No sé cuándo quise escribir, pero he recordado, hoy, la primera vez que lo hice. Un año antes fui el repelente niño bueno que recitaba poemas en las fiestas del colegio, y aunque mis biografías oficiales dicen aquello de que empecé en tercero de bachillerato, lo cierto es que mi primer momento de gloria literaria fue dos años antes, recién desembarcado en primero, en una clase que era un sótano donde luego, cuatro o cinco años más tarde, ya convertida en gimnasio, me rompí una pierna.
En clase de religión, el cura de turno (no recuerdo si fue el curita joven que luego se salió o el viejo de sotana que aguantó como un jabato), nos pidió que escribiéramos una oración. Y yo, por la tarde, escribí dos largos folios que más que un rezo parecía un espiritual afroamericano, oigan, con una estrofa que se repetía como estribillo y me parece que hasta alguna rima en asonante. Hasta con música, recuerdo la historia.

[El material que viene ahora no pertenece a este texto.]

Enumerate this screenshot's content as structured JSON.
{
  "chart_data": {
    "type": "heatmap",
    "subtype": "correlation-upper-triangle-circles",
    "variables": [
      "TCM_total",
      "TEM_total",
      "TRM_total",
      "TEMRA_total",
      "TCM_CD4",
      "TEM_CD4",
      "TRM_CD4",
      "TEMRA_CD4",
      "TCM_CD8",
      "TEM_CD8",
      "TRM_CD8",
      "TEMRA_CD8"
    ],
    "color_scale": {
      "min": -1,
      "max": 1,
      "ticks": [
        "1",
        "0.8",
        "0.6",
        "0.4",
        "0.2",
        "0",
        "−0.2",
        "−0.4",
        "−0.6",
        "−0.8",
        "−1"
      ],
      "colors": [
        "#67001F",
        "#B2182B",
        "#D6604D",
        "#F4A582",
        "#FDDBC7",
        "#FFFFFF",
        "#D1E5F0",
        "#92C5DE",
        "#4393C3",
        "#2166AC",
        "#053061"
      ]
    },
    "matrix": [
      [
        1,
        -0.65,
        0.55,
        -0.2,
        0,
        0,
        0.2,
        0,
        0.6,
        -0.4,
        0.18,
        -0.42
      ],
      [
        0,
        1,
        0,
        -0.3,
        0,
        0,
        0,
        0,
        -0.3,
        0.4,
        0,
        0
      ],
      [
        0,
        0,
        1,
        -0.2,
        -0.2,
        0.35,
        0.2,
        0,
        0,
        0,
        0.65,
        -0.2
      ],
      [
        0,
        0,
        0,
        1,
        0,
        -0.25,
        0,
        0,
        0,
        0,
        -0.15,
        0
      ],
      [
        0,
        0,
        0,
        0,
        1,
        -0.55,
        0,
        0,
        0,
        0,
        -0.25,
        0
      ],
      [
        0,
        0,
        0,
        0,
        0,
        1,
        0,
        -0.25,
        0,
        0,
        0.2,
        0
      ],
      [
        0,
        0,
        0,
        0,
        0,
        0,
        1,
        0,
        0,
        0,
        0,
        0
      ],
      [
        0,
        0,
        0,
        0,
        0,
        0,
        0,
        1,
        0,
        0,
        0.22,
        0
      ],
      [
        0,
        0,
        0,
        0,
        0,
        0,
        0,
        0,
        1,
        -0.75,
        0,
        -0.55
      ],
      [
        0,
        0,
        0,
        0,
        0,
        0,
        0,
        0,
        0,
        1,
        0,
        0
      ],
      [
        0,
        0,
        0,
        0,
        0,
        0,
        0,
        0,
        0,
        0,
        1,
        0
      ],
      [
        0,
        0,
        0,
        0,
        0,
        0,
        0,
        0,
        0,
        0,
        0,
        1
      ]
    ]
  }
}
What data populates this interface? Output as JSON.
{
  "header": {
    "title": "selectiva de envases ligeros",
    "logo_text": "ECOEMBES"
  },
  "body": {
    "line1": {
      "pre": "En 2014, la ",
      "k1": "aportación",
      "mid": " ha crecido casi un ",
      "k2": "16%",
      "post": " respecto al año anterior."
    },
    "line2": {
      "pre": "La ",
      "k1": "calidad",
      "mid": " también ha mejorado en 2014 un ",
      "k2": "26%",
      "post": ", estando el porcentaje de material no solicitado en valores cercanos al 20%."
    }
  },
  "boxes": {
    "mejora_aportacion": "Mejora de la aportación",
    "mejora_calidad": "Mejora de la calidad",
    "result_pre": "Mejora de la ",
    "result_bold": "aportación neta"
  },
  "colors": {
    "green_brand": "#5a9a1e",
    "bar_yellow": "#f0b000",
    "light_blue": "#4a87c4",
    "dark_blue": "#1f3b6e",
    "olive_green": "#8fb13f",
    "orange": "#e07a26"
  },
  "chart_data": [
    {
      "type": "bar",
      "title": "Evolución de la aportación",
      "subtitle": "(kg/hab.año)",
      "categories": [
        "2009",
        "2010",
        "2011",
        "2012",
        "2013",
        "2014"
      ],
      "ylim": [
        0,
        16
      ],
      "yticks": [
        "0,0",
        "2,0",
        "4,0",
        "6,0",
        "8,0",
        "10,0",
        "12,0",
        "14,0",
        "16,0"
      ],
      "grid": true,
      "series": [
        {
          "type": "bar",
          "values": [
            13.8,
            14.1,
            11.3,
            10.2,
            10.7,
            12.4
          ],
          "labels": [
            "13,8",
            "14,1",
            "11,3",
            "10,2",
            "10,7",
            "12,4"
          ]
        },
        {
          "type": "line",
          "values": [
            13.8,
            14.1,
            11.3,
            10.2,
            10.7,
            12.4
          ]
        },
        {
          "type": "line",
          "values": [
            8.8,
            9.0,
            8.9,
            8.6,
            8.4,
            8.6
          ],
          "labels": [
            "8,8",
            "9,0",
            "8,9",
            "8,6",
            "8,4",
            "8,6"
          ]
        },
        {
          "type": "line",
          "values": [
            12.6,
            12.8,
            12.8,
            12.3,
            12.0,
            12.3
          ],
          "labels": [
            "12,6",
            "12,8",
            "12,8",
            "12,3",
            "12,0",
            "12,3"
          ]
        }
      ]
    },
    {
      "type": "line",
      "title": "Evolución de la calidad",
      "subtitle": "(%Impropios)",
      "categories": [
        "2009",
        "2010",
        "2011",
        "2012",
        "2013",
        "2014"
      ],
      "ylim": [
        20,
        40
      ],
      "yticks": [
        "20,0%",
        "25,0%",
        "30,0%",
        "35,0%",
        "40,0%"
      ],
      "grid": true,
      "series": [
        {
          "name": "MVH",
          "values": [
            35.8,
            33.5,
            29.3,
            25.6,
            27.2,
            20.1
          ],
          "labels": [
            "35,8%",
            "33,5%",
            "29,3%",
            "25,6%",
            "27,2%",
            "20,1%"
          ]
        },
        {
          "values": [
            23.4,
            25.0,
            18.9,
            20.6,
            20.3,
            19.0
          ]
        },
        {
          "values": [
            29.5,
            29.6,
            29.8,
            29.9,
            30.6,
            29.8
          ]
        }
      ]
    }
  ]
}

Cuando llegó la hora de leer la oración, todos mis compañeros entregaron una cosita así como para salir del paso, tres o cuatro líneas de poco calado literario, por no decir ningún calado. Como las oraciones breves donde los americanos dan gracias antes de meter la cuchara en el plato.
Entonces yo no había desarrollado aún mi instinto arácnido (Spider-Man entraría en mi vida dos años más tarde), pero comprendí que si yo leía mi largo gospell iba a hacer el ridículo. Al cura le encantaría (o no, cinco años más tarde uno de ellos no se creyó un trabajo de religión que sí hice de mi puño y letra y me suspendió porque insistía que lo había copiado; el suceso se cuenta en Lágrimas de luz, por cierto), así que en menos que canta un gallo escribí una oración de cinco líneas para camuflarme y no poner el mingo.
Luego, ya de mayor, he escrito siempre como me ha dado la gana, y lo que me ha dado la gana. Quizá por eso no me como una rosca literariamente. Se ve que no aprendí aquella lección que yo mismo me enseñé a los diez años.